La propuesta también tiene un componente emocional. Para muchas personas que asisten, se trata de una forma de conectar con otros sin expectativas predeterminadas. “Vienen solos, pero se van acompañados. A veces en grupos, a veces con nuevas amistades y, sospecho, con algo más”, deslizó Samune. Aunque no tiene pruebas, cree que al menos dos parejas podrían haberse formado en su terraza.

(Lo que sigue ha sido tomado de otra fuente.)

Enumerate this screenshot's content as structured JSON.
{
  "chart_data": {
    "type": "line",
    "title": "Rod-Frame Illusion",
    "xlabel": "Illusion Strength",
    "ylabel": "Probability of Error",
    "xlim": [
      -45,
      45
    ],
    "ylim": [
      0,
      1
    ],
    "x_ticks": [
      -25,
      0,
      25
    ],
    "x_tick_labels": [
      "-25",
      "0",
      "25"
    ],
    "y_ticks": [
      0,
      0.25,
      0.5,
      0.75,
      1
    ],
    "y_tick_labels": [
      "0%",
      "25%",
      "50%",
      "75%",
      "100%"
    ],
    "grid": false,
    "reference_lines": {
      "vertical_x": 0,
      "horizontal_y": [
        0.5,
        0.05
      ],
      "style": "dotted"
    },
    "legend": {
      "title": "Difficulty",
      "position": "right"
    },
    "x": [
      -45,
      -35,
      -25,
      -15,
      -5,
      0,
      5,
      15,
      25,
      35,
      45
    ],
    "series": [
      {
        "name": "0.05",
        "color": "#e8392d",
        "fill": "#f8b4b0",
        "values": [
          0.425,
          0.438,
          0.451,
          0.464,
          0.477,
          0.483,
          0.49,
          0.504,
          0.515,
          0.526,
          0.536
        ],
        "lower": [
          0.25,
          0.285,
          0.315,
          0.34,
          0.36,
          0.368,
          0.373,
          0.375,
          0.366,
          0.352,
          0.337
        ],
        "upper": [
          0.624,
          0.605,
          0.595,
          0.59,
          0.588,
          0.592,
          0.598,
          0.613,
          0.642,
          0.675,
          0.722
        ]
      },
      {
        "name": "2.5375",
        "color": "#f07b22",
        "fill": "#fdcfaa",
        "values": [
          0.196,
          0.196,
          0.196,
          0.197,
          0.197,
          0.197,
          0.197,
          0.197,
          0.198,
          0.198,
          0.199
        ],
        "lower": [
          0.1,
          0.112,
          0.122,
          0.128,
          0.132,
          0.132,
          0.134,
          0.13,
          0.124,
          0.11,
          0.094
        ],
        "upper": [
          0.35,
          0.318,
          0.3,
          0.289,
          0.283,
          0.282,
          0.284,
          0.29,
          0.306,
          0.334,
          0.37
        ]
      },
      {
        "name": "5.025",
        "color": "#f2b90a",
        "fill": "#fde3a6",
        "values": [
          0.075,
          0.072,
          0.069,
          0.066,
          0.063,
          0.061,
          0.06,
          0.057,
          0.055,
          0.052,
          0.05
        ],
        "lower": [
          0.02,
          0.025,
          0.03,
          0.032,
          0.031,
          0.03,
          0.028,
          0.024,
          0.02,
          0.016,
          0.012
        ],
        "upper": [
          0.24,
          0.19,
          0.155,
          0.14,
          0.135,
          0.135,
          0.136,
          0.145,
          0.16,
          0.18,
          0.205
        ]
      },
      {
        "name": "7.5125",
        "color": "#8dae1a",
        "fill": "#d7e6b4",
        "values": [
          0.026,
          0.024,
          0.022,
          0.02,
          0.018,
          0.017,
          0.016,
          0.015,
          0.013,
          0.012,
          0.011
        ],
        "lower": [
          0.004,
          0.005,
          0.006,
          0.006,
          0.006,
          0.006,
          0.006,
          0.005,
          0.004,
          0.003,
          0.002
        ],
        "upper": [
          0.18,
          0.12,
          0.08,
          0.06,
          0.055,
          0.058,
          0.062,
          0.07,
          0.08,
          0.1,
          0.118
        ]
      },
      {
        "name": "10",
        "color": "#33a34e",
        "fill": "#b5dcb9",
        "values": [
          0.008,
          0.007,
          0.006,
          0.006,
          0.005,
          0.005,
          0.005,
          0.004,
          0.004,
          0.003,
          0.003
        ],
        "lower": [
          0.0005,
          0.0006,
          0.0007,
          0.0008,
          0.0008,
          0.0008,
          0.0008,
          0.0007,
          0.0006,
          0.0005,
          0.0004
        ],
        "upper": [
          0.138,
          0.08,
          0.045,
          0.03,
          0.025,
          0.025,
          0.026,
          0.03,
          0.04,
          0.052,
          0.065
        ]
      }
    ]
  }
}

También admite que cada cena tiene su propia energía: “Algunas personas se animan rápido al juego, otras necesitan más empuje. A veces no digo nada y fluye. Otras, tengo que intervenir como maestro de ceremonias para fomentar la interacción”, señaló. ΩMientras Samune se prepara para empezar en el corto plazo un nuevo trabajo de oficina que le ofrece estabilidad y crecimiento profesional, afirma que no dejará del todo el proyecto. “Me gusta mucho hacerlo. Lo voy a mantener una vez al mes. Las reservas sobran. Pero necesito algo fijo. Ya tengo 37, no puedo improvisar más”, admitió con franqueza.
Lo cierto es que, con o sin proyección a largo plazo, su propuesta ya dejó huella. En una ciudad muchas veces marcada por la soledad y el individualismo, Samune ofreció una fórmula inesperada, que cada vez suma más adeptos.